Ilustrasi perumahan. (Foto: Ananto Wibowo/Malang Post)
MALANG POST – Guna perkuat tata kelola aset dan intervensi APBD, Pemkot Batu menargetkan penyerahan Prasarana, Sarana, dan Utilitas (PSU) dari 25 kawasan perumahan selesai tahun ini, dengan pendampingan Kejari Batu.
Pemkot Batu tancap gas menyelamatkan aset daerah, yang selama ini masih berada di tangan pengembang perumahan. Tahun ini, sedikitnya 25 kawasan perumahan ditargetkan menuntaskan proses penyerahan Prasarana, Sarana, dan Utilitas (PSU) kepada pemerintah daerah.
Target tersebut bukan sekadar urusan administrasi. Setelah PSU resmi menjadi aset pemerintah, jalan lingkungan, drainase, Ruang Terbuka Hijau (RTH), hingga Penerangan Jalan Umum (PJU) di kawasan perumahan, dapat dibiayai menggunakan APBD. Selama aset belum diserahkan, pemerintah memiliki keterbatasan untuk mengalokasikan anggaran pemeliharaan.

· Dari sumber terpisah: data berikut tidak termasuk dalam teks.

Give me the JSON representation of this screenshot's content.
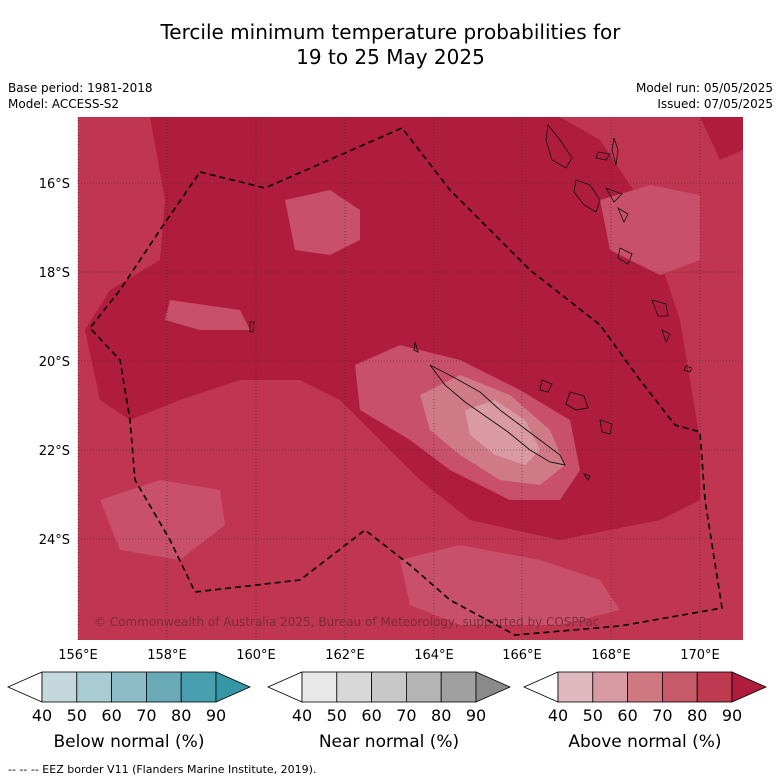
{
  "title": {
    "line1": "Tercile minimum temperature probabilities for",
    "line2": "19 to 25 May 2025"
  },
  "meta": {
    "base_period": "Base period: 1981-2018",
    "model": "Model: ACCESS-S2",
    "model_run": "Model run: 05/05/2025",
    "issued": "Issued: 07/05/2025"
  },
  "map": {
    "lat_labels": [
      "16°S",
      "18°S",
      "20°S",
      "22°S",
      "24°S"
    ],
    "lon_labels": [
      "156°E",
      "158°E",
      "160°E",
      "162°E",
      "164°E",
      "166°E",
      "168°E",
      "170°E"
    ],
    "copyright": "© Commonwealth of Australia 2025, Bureau of Meteorology, supported by COSPPac",
    "colors": {
      "above_90": "#b01c3c",
      "above_80": "#c03550",
      "above_70": "#c8506a",
      "above_60": "#d07a85",
      "above_50": "#d99aa3"
    }
  },
  "colorbars": [
    {
      "label": "Below normal (%)",
      "ticks": [
        "40",
        "50",
        "60",
        "70",
        "80",
        "90"
      ],
      "colors": [
        "#c4d8dd",
        "#a8ccd1",
        "#8cbcc6",
        "#6aaab7",
        "#48a0ae",
        "#3596a6"
      ]
    },
    {
      "label": "Near normal (%)",
      "ticks": [
        "40",
        "50",
        "60",
        "70",
        "80",
        "90"
      ],
      "colors": [
        "#e8e8e8",
        "#d8d8d8",
        "#c8c8c8",
        "#b4b4b4",
        "#a0a0a0",
        "#8a8a8a"
      ]
    },
    {
      "label": "Above normal (%)",
      "ticks": [
        "40",
        "50",
        "60",
        "70",
        "80",
        "90"
      ],
      "colors": [
        "#e0b8c0",
        "#d89aa2",
        "#cf7880",
        "#c65a68",
        "#bd3a50",
        "#b01c3c"
      ]
    }
  ],
  "footer": "-- -- -- EEZ border V11 (Flanders Marine Institute, 2019)."
}
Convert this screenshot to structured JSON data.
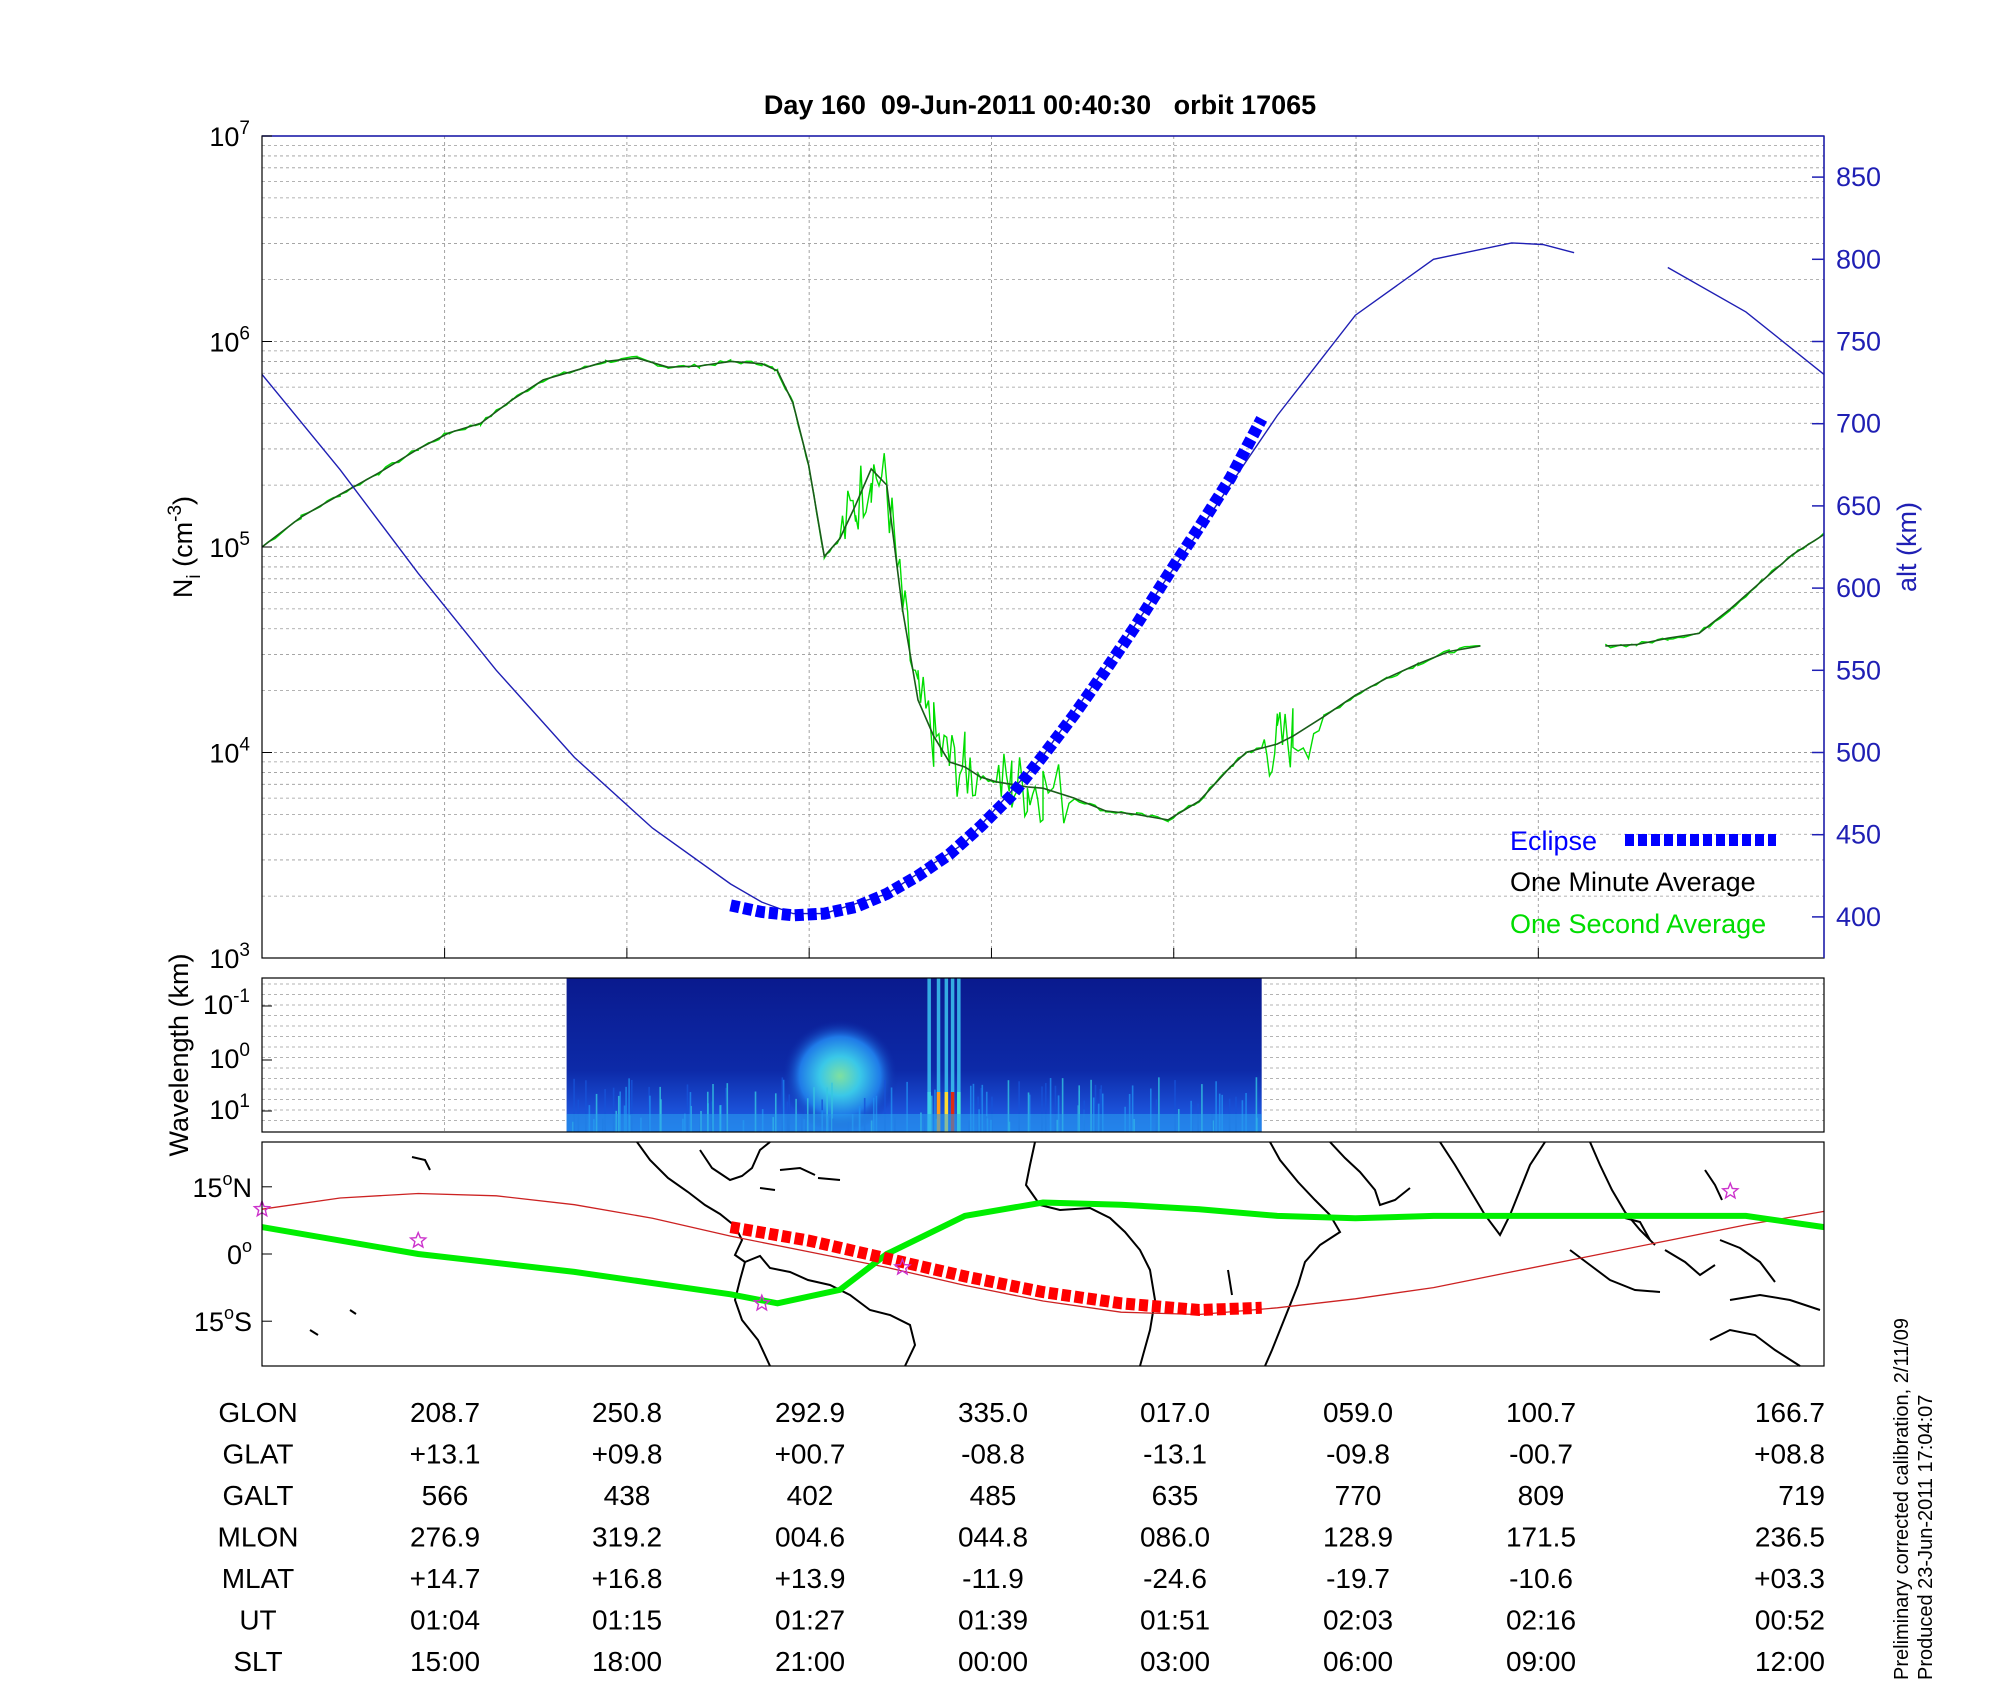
{
  "chart_data": [
    {
      "type": "line",
      "panel": "density-altitude",
      "title": "Day 160  09-Jun-2011 00:40:30   orbit 17065",
      "ylabel": "N",
      "ylabel_sub": "i",
      "ylabel_unit_pre": " (cm",
      "ylabel_unit_sup": "-3",
      "ylabel_unit_post": ")",
      "y_scale": "log",
      "ylim": [
        1000,
        10000000
      ],
      "y_ticks": [
        {
          "base": "10",
          "exp": "3"
        },
        {
          "base": "10",
          "exp": "4"
        },
        {
          "base": "10",
          "exp": "5"
        },
        {
          "base": "10",
          "exp": "6"
        },
        {
          "base": "10",
          "exp": "7"
        }
      ],
      "y2label": "alt (km)",
      "y2lim": [
        375,
        875
      ],
      "y2_ticks": [
        "400",
        "450",
        "500",
        "550",
        "600",
        "650",
        "700",
        "750",
        "800",
        "850"
      ],
      "xlim": [
        0,
        1
      ],
      "x_ticks": [
        0.1169,
        0.2336,
        0.3503,
        0.467,
        0.5837,
        0.7004,
        0.8171
      ],
      "grid": true,
      "legend_placement": "bottom-right",
      "legend": [
        {
          "label": "Eclipse",
          "color": "#0000ff"
        },
        {
          "label": "One Minute Average",
          "color": "#000000"
        },
        {
          "label": "One Second Average",
          "color": "#00dd00"
        }
      ],
      "series": [
        {
          "name": "One Minute Average",
          "color": "#1a5c1a",
          "x": [
            0,
            0.025,
            0.05,
            0.075,
            0.1,
            0.12,
            0.14,
            0.16,
            0.18,
            0.2,
            0.22,
            0.24,
            0.26,
            0.28,
            0.3,
            0.32,
            0.33,
            0.34,
            0.35,
            0.36,
            0.37,
            0.38,
            0.39,
            0.4,
            0.41,
            0.42,
            0.43,
            0.44,
            0.45,
            0.46,
            0.47,
            0.48,
            0.49,
            0.5,
            0.52,
            0.54,
            0.56,
            0.58,
            0.6,
            0.62,
            0.63,
            0.64,
            0.65,
            0.66,
            0.68,
            0.7,
            0.72,
            0.74,
            0.76,
            0.78,
            0.8,
            0.82,
            0.84,
            0.86,
            0.88,
            0.9,
            0.92,
            0.94,
            0.96,
            0.98,
            1.0
          ],
          "y": [
            100000,
            140000,
            180000,
            230000,
            300000,
            360000,
            400000,
            520000,
            650000,
            720000,
            800000,
            830000,
            750000,
            760000,
            800000,
            780000,
            720000,
            500000,
            250000,
            90000,
            110000,
            160000,
            240000,
            200000,
            50000,
            18000,
            12000,
            9000,
            8500,
            7600,
            7200,
            7000,
            6800,
            6700,
            6000,
            5200,
            5000,
            4700,
            5800,
            8500,
            10000,
            10500,
            11000,
            12000,
            15000,
            19000,
            23000,
            27000,
            31000,
            33000,
            null,
            null,
            null,
            33000,
            33500,
            36000,
            38000,
            50000,
            68000,
            92000,
            115000
          ]
        },
        {
          "name": "Altitude",
          "color": "#1f1fb4",
          "x": [
            0,
            0.05,
            0.1,
            0.15,
            0.2,
            0.25,
            0.3,
            0.32,
            0.34,
            0.36,
            0.4,
            0.45,
            0.5,
            0.55,
            0.6,
            0.65,
            0.7,
            0.75,
            0.8,
            0.82,
            0.84,
            0.86,
            0.9,
            0.95,
            1.0
          ],
          "y": [
            730,
            672,
            609,
            550,
            497,
            454,
            420,
            409,
            402,
            402,
            414,
            445,
            498,
            565,
            635,
            705,
            766,
            800,
            810,
            809,
            804,
            null,
            795,
            768,
            730
          ]
        },
        {
          "name": "Eclipse",
          "color": "#0000ff",
          "x": [
            0.3,
            0.32,
            0.34,
            0.36,
            0.38,
            0.4,
            0.42,
            0.44,
            0.46,
            0.48,
            0.5,
            0.52,
            0.54,
            0.56,
            0.58,
            0.6,
            0.62,
            0.64
          ],
          "y": [
            407,
            403,
            401,
            402,
            406,
            414,
            425,
            438,
            455,
            474,
            498,
            523,
            550,
            578,
            608,
            637,
            667,
            703
          ]
        }
      ]
    },
    {
      "type": "heatmap",
      "panel": "wavelength-spectrogram",
      "ylabel": "Wavelength (km)",
      "y_ticks": [
        {
          "base": "10",
          "exp": "-1"
        },
        {
          "base": "10",
          "exp": "0"
        },
        {
          "base": "10",
          "exp": "1"
        }
      ],
      "xlim": [
        0,
        1
      ],
      "data_range": [
        0.195,
        0.64
      ]
    },
    {
      "type": "line",
      "panel": "ground-track-map",
      "y_ticks": [
        {
          "value": "15",
          "suffix": "N"
        },
        {
          "value": "0",
          "suffix": ""
        },
        {
          "value": "15",
          "suffix": "S"
        }
      ],
      "ylim": [
        -25,
        25
      ],
      "series": [
        {
          "name": "Magnetic equator",
          "color": "#00ee00",
          "x": [
            0,
            0.1,
            0.2,
            0.3,
            0.33,
            0.37,
            0.4,
            0.45,
            0.5,
            0.55,
            0.6,
            0.65,
            0.7,
            0.75,
            0.8,
            0.85,
            0.9,
            0.95,
            1.0
          ],
          "y": [
            6,
            0,
            -4,
            -9,
            -11,
            -8,
            0,
            8.5,
            11.5,
            11,
            10,
            8.5,
            8,
            8.5,
            8.5,
            8.5,
            8.5,
            8.5,
            6
          ]
        },
        {
          "name": "Orbit ground track",
          "color": "#cc2222",
          "x": [
            0,
            0.05,
            0.1,
            0.15,
            0.2,
            0.25,
            0.3,
            0.35,
            0.4,
            0.45,
            0.5,
            0.55,
            0.6,
            0.65,
            0.7,
            0.75,
            0.8,
            0.85,
            0.9,
            0.95,
            1.0
          ],
          "y": [
            10,
            12.5,
            13.5,
            13,
            11,
            8,
            4,
            0.5,
            -3,
            -7,
            -10.5,
            -13,
            -13.5,
            -12,
            -10,
            -7.5,
            -4,
            -0.5,
            3,
            6.5,
            9.5
          ]
        },
        {
          "name": "Eclipse track",
          "color": "#ff0000",
          "x": [
            0.3,
            0.35,
            0.4,
            0.45,
            0.5,
            0.55,
            0.6,
            0.64
          ],
          "y": [
            6,
            3,
            -1,
            -5,
            -8.5,
            -11,
            -12.5,
            -12
          ]
        }
      ],
      "markers_x": [
        0,
        0.1,
        0.32,
        0.41,
        0.94
      ],
      "markers_y": [
        10,
        3,
        -11,
        -3,
        14
      ]
    }
  ],
  "table": {
    "rows": [
      {
        "label": "GLON",
        "values": [
          "208.7",
          "250.8",
          "292.9",
          "335.0",
          "017.0",
          "059.0",
          "100.7",
          "166.7"
        ]
      },
      {
        "label": "GLAT",
        "values": [
          "+13.1",
          "+09.8",
          "+00.7",
          "-08.8",
          "-13.1",
          "-09.8",
          "-00.7",
          "+08.8"
        ]
      },
      {
        "label": "GALT",
        "values": [
          "566",
          "438",
          "402",
          "485",
          "635",
          "770",
          "809",
          "719"
        ]
      },
      {
        "label": "MLON",
        "values": [
          "276.9",
          "319.2",
          "004.6",
          "044.8",
          "086.0",
          "128.9",
          "171.5",
          "236.5"
        ]
      },
      {
        "label": "MLAT",
        "values": [
          "+14.7",
          "+16.8",
          "+13.9",
          "-11.9",
          "-24.6",
          "-19.7",
          "-10.6",
          "+03.3"
        ]
      },
      {
        "label": "UT",
        "values": [
          "01:04",
          "01:15",
          "01:27",
          "01:39",
          "01:51",
          "02:03",
          "02:16",
          "00:52"
        ]
      },
      {
        "label": "SLT",
        "values": [
          "15:00",
          "18:00",
          "21:00",
          "00:00",
          "03:00",
          "06:00",
          "09:00",
          "12:00"
        ]
      }
    ]
  },
  "footer": {
    "line1": "Preliminary corrected calibration, 2/11/09",
    "line2": "Produced 23-Jun-2011 17:04:07"
  },
  "colors": {
    "density": "#1a5c1a",
    "one_second": "#00dd00",
    "altitude": "#1f1fb4",
    "eclipse": "#0000ff",
    "track": "#cc2222",
    "eclipse_track": "#ff0000",
    "mag_equator": "#00ee00",
    "spectrogram_bg": "#0a1d8c"
  }
}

Kepala Dinas Perumahan dan Kawasan Permukiman (Disperkim) Kota Batu Arief As Siddiq menjelaskan, penyerahan PSU menjadi fondasi penting dalam memberikan kepastian hukum terhadap pengelolaan fasilitas umum di kawasan perumahan.
“Penyerahan PSU menjadi dasar regulasi yang kuat bagi pemerintah, untuk melakukan perbaikan infrastruktur di kawasan perumahan,” ujarnya, Jumat (7/8/2026).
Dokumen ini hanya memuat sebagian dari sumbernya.